Ich möchte, dass Sie sich jetzt etwas vorstellen, zum Beispiel, dass Sie doch ein Geheimnis hätten. Sie hätten etwas, das niemand sehen dürfte und das Sie zu Hause nirgendwo verbergen könnten. Wo würden Sie es verstecken? Denken Sie nicht rational darüber nach. Lassen Sie Ihr Herz entscheiden oder Ihren Bauch. Was fällt Ihnen da spontan ein?«
    Zunächst kam keine Reaktion. Alan schloss die Augen. Dann riss er sie plötzlich wieder auf und starrte Frieda mit einem gehetzten Ausdruck an. »Ich weiß, warum Sie das fragen. Es geht dabei gar nicht um mich, oder?«
    »Wie meinen Sie das?«
    »Sie spielen ein Spiel mit mir. Sie benutzen mich, um etwas über ihn herauszufinden.«
    Frieda schwieg.
    »Sie stellen mir diese Fragen nicht, weil Sie mir helfen wollen, meine Probleme zu lösen, sondern weil Sie sich davon irgendeinen Anhaltspunkt für die Suche nach dem kleinen Jungen erhoffen. Irgendetwas, womit Sie zur Polizei gehen können.«
    »Sie haben recht«, antwortete Frieda schließlich. »Das war wahrscheinlich nicht richtig von mir. Nein, es war definitiv falsch. Aber es hätte ja durchaus etwas Hilfreiches dabei herauskommen können. Deswegen dachte ich, wir sollten es zumindest versuchen.«
    »Wir?«, wiederholte Alan. »Was meinen Sie mit ›wir‹? Ich war der Meinung, ich käme zu Ihnen, um zu lernen, besser mit meinen Problemen umzugehen. Ich dachte, Sie stellen mir Fragen, um mich zu heilen. Sie kennen mich doch! Ich würde alles tun, um zur Rettung dieses Jungen beizutragen. Sie dürfen alle Ihre Experimente mit mir machen, damit habe ich kein Problem. Schließlich geht es um einen kleinen Jungen. Aber Sie hätten es mir sagen sollen. Sie hätten es mir verdammt noch mal sagen sollen!«
    »Das konnte ich nicht«, entgegnete Frieda. »Wenn ich es Ihnen gesagt hätte, dann hätte es nicht funktioniert – wobei es
natürlich auch so nicht funktioniert hat. Es war nur so eine Idee von mir, aus der Not geboren. Ich wollte einfach wissen, was Ihnen spontan dazu einfällt.«
    »Sie haben mich benutzt«, sagte Alan.

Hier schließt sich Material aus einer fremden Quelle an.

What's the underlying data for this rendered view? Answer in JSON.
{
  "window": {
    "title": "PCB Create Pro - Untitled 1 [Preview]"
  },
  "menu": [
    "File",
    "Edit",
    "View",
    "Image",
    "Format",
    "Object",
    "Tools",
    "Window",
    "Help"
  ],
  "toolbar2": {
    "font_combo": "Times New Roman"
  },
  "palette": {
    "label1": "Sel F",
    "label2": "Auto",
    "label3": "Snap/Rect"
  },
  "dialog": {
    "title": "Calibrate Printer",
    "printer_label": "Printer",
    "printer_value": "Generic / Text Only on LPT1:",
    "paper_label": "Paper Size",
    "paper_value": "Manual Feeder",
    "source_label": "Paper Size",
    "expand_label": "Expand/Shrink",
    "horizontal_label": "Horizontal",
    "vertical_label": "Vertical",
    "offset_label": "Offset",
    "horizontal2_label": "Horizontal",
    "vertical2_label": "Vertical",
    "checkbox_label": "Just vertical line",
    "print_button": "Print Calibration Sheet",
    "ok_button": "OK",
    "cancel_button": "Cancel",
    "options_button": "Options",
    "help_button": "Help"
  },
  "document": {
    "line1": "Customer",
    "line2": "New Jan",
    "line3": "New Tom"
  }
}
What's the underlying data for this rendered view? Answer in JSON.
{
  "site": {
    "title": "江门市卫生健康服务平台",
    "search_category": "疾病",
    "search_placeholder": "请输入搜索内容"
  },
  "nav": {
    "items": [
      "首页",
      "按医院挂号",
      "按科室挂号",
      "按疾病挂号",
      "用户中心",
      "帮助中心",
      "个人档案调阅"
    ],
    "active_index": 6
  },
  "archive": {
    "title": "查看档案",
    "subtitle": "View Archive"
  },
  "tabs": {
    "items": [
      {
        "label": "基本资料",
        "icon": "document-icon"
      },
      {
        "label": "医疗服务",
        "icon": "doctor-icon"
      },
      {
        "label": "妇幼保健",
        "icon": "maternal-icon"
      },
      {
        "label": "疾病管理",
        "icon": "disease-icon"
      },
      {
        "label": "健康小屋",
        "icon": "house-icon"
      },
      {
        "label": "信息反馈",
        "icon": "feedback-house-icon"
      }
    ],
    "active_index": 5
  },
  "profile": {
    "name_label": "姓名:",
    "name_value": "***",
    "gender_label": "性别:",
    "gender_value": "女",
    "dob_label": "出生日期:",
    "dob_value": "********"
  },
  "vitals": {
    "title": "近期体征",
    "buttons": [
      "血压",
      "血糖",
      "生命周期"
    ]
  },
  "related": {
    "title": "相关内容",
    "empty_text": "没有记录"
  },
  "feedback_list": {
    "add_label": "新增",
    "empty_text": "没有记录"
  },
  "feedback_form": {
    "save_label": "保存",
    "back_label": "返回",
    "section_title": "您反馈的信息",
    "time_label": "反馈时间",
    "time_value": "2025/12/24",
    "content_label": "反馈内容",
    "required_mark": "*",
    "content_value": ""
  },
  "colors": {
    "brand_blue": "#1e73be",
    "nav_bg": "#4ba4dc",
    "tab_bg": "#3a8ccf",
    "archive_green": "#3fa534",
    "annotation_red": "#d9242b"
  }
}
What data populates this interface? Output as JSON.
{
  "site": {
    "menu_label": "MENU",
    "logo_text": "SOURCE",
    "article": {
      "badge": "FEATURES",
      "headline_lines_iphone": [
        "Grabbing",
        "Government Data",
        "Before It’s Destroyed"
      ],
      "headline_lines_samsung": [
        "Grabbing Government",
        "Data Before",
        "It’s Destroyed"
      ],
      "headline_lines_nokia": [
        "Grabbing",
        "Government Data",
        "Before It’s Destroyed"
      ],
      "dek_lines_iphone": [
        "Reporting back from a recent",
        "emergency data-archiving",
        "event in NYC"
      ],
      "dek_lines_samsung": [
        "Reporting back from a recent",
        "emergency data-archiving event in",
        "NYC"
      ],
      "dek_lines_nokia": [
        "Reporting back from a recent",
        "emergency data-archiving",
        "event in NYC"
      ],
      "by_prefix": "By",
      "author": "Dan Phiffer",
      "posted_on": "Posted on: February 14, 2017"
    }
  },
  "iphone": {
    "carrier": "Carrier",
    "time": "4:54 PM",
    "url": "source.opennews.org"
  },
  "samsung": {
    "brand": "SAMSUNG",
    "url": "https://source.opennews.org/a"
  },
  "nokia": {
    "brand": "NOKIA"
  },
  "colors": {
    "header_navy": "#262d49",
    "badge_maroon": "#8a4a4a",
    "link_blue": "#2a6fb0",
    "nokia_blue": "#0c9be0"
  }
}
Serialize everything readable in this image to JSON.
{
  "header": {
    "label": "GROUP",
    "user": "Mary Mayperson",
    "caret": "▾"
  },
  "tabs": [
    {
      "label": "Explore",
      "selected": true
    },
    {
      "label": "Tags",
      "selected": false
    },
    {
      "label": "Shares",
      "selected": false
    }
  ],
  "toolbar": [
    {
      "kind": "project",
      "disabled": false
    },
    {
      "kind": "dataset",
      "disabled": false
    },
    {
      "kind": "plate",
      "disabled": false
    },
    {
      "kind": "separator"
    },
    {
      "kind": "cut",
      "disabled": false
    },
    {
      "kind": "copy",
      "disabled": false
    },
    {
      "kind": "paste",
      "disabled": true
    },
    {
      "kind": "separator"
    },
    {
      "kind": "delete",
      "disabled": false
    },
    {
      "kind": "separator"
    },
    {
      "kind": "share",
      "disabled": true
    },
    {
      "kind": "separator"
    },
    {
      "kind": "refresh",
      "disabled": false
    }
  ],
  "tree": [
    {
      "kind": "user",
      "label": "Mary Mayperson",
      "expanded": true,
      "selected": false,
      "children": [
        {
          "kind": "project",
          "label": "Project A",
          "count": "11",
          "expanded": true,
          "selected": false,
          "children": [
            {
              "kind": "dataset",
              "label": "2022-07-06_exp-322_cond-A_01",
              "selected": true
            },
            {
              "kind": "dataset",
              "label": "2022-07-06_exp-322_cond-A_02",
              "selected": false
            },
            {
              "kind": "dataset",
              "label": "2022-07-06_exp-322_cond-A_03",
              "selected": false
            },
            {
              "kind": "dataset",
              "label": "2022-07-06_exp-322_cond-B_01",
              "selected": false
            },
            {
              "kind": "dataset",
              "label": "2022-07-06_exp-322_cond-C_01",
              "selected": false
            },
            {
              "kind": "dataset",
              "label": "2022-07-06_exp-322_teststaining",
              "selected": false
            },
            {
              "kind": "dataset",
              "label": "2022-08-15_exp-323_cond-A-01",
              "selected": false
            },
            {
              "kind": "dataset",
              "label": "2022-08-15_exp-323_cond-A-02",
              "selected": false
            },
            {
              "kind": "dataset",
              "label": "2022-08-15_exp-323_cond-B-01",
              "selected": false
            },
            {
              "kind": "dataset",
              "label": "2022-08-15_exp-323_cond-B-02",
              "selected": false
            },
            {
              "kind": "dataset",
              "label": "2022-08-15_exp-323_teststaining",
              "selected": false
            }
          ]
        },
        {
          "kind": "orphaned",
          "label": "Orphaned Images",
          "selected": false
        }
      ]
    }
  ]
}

    »Ja, ich habe Sie benutzt.«
    »Damit die Polizei anfangen kann, in angemieteten Garagen und unter Eisenbahnbrücken nach ihm zu suchen.«
    »Ja.«
    »Wo sie ihn vermutlich ohnehin schon suchen.«
    »Ja, vermutlich.«
    Es folgte eine weitere Pause.
    »Ich glaube, damit hätte sich das erledigt«, sagte Alan.
    »Wir vereinbaren einen neuen Termin«, schlug Frieda vor, »einen richtigen.«
    »Darüber muss ich erst nachdenken.«
    Sie standen beide ziemlich verlegen auf. Wie zwei Menschen, die gerade festgestellt hatten, dass sie zufällig zur selben Zeit eine Party verlassen wollten.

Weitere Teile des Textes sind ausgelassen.